The above law led to a citizen’s initiative in the form of a petition of half a million signatures requesting legislation to ban all abortions.

However, a group of radical feminists, linked to the former government, and funded by American billionaire George Soros, began a wave of protests in major cities in Poland. As well, pressure was exerted on the Polish government by the EU to reject the abortion ban.

The feminists’ extreme policies did not find sympathy with the majority of Polish women. The protesters’ anti-religion slogan “‘No’ to church interference in politics”, was particularly offensive to them. The feminist demands drew only 2,500 signatures on their petition.

Some of the leaders of this feminist organization had worked for the former government, and it appears that their purpose was also to overturn the Law and Justice Party.

The Polish government has recently announced several bills aiming to help families with special needs children, and women with crisis pregnancies. The government has also expressed special concern about abortions that are being performed to eliminate babies with Down syndrome.  Hopefully, the government will soon pass legislation banning all abortions, as requested by the Polish people.

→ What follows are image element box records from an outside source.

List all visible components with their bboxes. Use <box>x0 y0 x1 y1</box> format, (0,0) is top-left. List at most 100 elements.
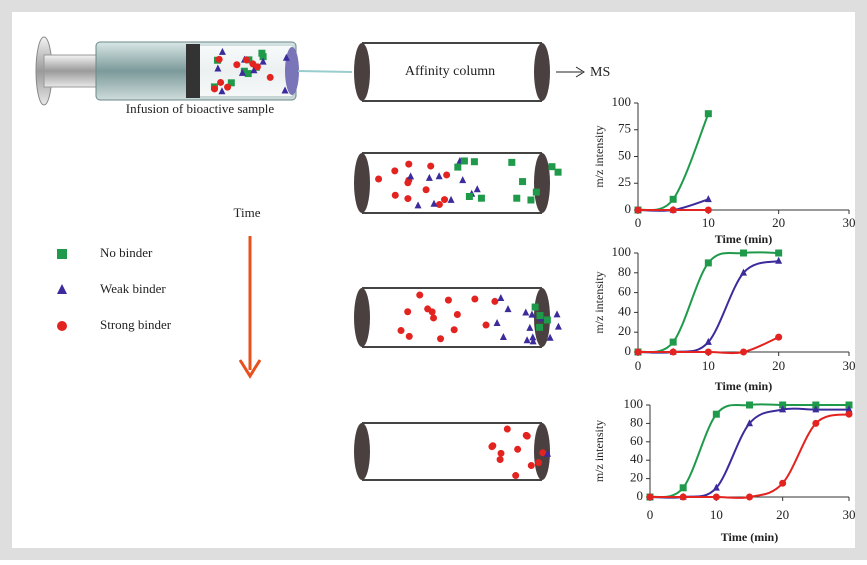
particle <box>473 185 481 193</box>
particle <box>215 55 223 63</box>
particle <box>227 79 235 87</box>
particle <box>527 196 535 204</box>
particle <box>526 323 534 331</box>
legend-label: Weak binder <box>100 281 166 296</box>
y-tick-label: 40 <box>630 451 643 466</box>
y-tick-label: 60 <box>630 433 643 448</box>
data-point <box>704 259 712 267</box>
particle <box>425 173 433 181</box>
particle <box>404 308 412 316</box>
data-point <box>712 493 720 501</box>
data-point <box>812 419 820 427</box>
syringe-label: Infusion of bioactive sample <box>126 101 275 116</box>
data-point <box>712 410 720 418</box>
y-tick-label: 100 <box>612 94 632 109</box>
x-tick-label: 30 <box>843 215 856 230</box>
ms-arrowhead <box>575 66 585 78</box>
syringe <box>35 36 353 106</box>
particle <box>512 472 520 480</box>
y-axis-label: m/z intensity <box>592 420 606 482</box>
data-point <box>669 338 677 346</box>
particle <box>427 162 435 170</box>
data-point <box>740 268 747 276</box>
particle <box>447 195 455 203</box>
data-point <box>646 493 654 501</box>
particle <box>430 199 438 207</box>
particle <box>553 310 561 318</box>
y-axis-label: m/z intensity <box>592 271 606 333</box>
particle <box>224 83 232 91</box>
data-point <box>812 401 820 409</box>
particle <box>459 176 467 184</box>
particle <box>391 167 399 175</box>
column-cap <box>354 423 370 480</box>
data-point <box>712 483 720 491</box>
particle <box>250 66 258 74</box>
column-cap <box>354 43 370 101</box>
column-cap <box>354 153 370 213</box>
y-tick-label: 25 <box>618 174 631 189</box>
particle <box>266 73 274 81</box>
particle <box>523 336 531 344</box>
data-point <box>740 348 747 356</box>
particle <box>531 303 539 311</box>
data-point <box>704 337 712 345</box>
legend-label: Strong binder <box>100 317 172 332</box>
particle <box>407 172 415 180</box>
y-tick-label: 75 <box>618 121 631 136</box>
particle <box>477 194 485 202</box>
particle <box>460 157 468 165</box>
particle <box>514 445 522 453</box>
y-tick-label: 0 <box>625 343 632 358</box>
y-tick-label: 100 <box>624 396 644 411</box>
data-point <box>845 401 853 409</box>
particle <box>238 68 246 76</box>
particle <box>453 310 461 318</box>
particle <box>214 64 222 72</box>
column-cap <box>534 153 550 213</box>
column-cap <box>354 288 370 347</box>
particle <box>548 163 556 171</box>
particle <box>441 196 449 204</box>
data-point <box>779 479 787 487</box>
particle <box>435 172 443 180</box>
particle <box>470 158 478 166</box>
particle <box>405 332 413 340</box>
particle <box>488 443 496 451</box>
particle <box>493 319 501 327</box>
particle <box>544 449 552 457</box>
y-tick-label: 100 <box>612 244 632 259</box>
particle <box>528 310 536 318</box>
data-point <box>740 249 747 257</box>
y-tick-label: 60 <box>618 284 631 299</box>
x-tick-label: 10 <box>702 358 715 373</box>
column-cap <box>534 43 550 101</box>
x-tick-label: 30 <box>843 507 856 522</box>
particle <box>532 188 540 196</box>
particle <box>529 337 537 345</box>
particle <box>416 291 424 299</box>
y-axis-label: m/z intensity <box>592 125 606 187</box>
particle <box>397 327 405 335</box>
x-tick-label: 20 <box>772 215 785 230</box>
x-tick-label: 10 <box>702 215 715 230</box>
time-label: Time <box>234 205 261 220</box>
legend-marker <box>57 284 67 294</box>
y-tick-label: 20 <box>630 470 643 485</box>
y-tick-label: 80 <box>618 264 631 279</box>
data-point <box>634 348 642 356</box>
particle <box>211 85 219 93</box>
x-tick-label: 20 <box>772 358 785 373</box>
data-point <box>704 206 712 214</box>
particle <box>443 171 451 179</box>
particle <box>523 432 531 440</box>
x-tick-label: 0 <box>647 507 654 522</box>
particle <box>375 175 383 183</box>
y-tick-label: 0 <box>637 488 644 503</box>
particle <box>554 168 562 176</box>
particle <box>430 314 438 322</box>
particle <box>428 308 436 316</box>
particle <box>243 56 251 64</box>
particle <box>240 67 248 75</box>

The Conservative government under Prime Minister Viktor Orban was elected in 2010. It publicly encourages women to give birth. The government helps arrange adoptions, gives aid to families, encourages religious education, and facilitates ethics courses in the public education system. The constitution of Hungary enacted in 2011, states explicitly that human life will be protected from the moment of conception. Also, in 2011 the government initiated a pro-life campaign placing posters at Hungary’s bus stops with the image of a baby in the womb, saying, “I understand that you are not yet ready for me, but give me up to the adoption agency, LET ME LIVE!” The EU criticized Prime Minister Orban for supposedly using EU money to fund this campaign which it claimed was against “European values”. It demanded that the funds be returned. The Hungarian government has ignored the EU. As a result of his pro-life/family policies, the abortion rate in Hungary dropped by 23% between 2010 and 2015. In the first quarter of 2016, abortions fell again by over 4%.

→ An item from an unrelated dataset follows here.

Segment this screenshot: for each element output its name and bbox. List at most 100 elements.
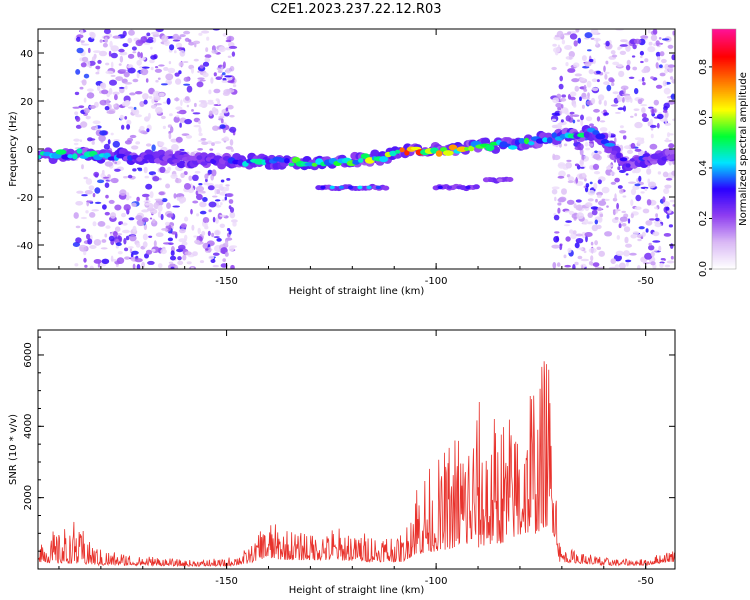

On October 23, 2016 an election was held in Lithuania which gave an absolute victory to the Peasant-Green Union. Although this party had a more left-wing economic agenda, unlike other western Green parties, the Peasant-Green party in Lithuania is socially conservative especially on moral issues. Family life, patriotism and social justice are its key policies. The party opposes the previous government’s attempt to pass the homosexual partnership law and promotion of abortion.


An election was held in Georgia on October 31, 2016. This country was a former member of the Soviet Union and is a now, with this election, a beacon of democracy in the former Soviet region. The party elected in October with a super majority is called: “The Georgian Dream Party”. This party promotes the family and is pro-life, and plans to bring forward policies supporting these objectives with the popular support of the people.

We do not always know what the future holds, but we do know that many central-Eastern European nations now have strong morally right-wing positions on social issues.These countries can only look to the degeneracy and despondency of the people living in the West to know they are in the right place.